Finalmente, todos perceberam o peso que tinha essa despedida do jovem. Havia a chance de ele não retornar.
— Escutem todos — Kurone falou em tom sério. — Há tanto a chance de fracasso quanto de sucesso nessa missão. Se, por acaso, o Vassalo da Morte tomar o meu corpo, quero que vocês me matem, não hesitem por ele ter o meu rosto.
— Sen-senhor Loright… — Eulides levantou a mão, talvez fosse dizer algo sobre a segurança do jovem, mas desistiu e falou após um suspiro: — Obrigado por tudo que você fez por mim até aqui… lhe desejo sorte em sua missão.
Por um momento, todos fizeram das palavras de Eulides al Mare as suas e baixaram a cabeça, até o jovem William Zackarias. Claro, Edward estava fazendo isso em deboche, mas os outros demonstravam respeito.
Berthran e Ayshla eram gratos por serem subordinados do jovem, isto era nítido em seus semblantes.

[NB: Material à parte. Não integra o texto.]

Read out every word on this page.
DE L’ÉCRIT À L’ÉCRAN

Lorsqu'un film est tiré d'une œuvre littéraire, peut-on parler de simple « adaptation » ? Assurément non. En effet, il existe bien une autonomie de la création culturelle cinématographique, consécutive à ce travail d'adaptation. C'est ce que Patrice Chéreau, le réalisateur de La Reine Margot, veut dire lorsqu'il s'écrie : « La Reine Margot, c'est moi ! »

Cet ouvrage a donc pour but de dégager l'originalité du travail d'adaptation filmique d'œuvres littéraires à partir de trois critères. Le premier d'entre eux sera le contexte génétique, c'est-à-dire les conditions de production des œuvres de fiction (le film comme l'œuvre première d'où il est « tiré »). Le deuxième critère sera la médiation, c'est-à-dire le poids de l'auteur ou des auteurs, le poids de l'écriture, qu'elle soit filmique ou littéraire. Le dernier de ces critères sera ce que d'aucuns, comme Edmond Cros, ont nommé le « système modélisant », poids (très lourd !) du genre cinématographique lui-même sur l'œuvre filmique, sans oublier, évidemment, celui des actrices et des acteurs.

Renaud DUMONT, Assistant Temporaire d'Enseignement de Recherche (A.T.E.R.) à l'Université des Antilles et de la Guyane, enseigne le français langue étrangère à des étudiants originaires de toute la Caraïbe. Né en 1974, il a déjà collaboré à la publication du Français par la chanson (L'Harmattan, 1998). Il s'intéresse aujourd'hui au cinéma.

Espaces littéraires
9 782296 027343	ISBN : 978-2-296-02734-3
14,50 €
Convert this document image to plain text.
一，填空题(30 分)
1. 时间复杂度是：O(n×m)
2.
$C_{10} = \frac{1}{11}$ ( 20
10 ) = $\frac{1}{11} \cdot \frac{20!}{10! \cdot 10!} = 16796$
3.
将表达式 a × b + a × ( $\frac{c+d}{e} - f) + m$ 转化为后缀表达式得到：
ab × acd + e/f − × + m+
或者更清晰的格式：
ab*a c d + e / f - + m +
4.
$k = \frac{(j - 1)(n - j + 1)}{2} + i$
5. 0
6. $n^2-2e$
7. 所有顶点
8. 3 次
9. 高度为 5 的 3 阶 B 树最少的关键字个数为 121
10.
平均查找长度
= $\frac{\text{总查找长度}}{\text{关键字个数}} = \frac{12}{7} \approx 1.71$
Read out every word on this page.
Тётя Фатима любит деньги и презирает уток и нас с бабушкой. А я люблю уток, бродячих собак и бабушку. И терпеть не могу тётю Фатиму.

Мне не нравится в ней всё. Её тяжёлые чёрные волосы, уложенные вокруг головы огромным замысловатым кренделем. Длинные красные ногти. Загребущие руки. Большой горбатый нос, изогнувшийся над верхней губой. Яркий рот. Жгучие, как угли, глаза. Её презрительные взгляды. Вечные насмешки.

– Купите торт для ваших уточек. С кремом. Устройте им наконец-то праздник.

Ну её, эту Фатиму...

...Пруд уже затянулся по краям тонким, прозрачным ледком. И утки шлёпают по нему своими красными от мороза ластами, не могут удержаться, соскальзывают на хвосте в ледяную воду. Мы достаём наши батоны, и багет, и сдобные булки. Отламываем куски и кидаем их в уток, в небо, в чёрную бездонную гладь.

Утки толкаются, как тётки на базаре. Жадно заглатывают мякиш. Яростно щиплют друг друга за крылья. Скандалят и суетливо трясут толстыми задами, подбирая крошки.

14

Dora era uma amiga de longa data, Law Zhen, obsessiva, e Shirone era confiável a seu próprio modo.
Uma satisfação incomum percorreu seu peito. Quando chegou nesse mundo, considerava tudo temporário e não queria se envolver com ninguém, mas percebeu como estava errado ao formar alianças e amizades.
Se o mundo fosse se tornar um lugar melhor quando voltasse no tempo, então faria isso, por mais que significasse ter sua existência apagada.
Não esqueceu de suas irmãs, mas a balança pendia para o lado desse mundo. Seus poderes chegaram a um nível que ele não era mais um garoto tentando retornar para sua família, mas sim um herói que carregava um peso do tamanho do mundo nas suas costas.
Lutaria até o fim para continuar vivo, pois seu objetivo ainda era rever suas irmãs, porém, se tivesse que escolher entre a sua vida e o sucesso da missão, escolheria a missão.
“Raika, Rin, Eriko e mãe, parece que o garoto de vocês está crescendo, não é mesmo? Isso parece algo que a Raika diria…”, pensou consigo mesmo após um suspiro. Em breve, chegaria o momento.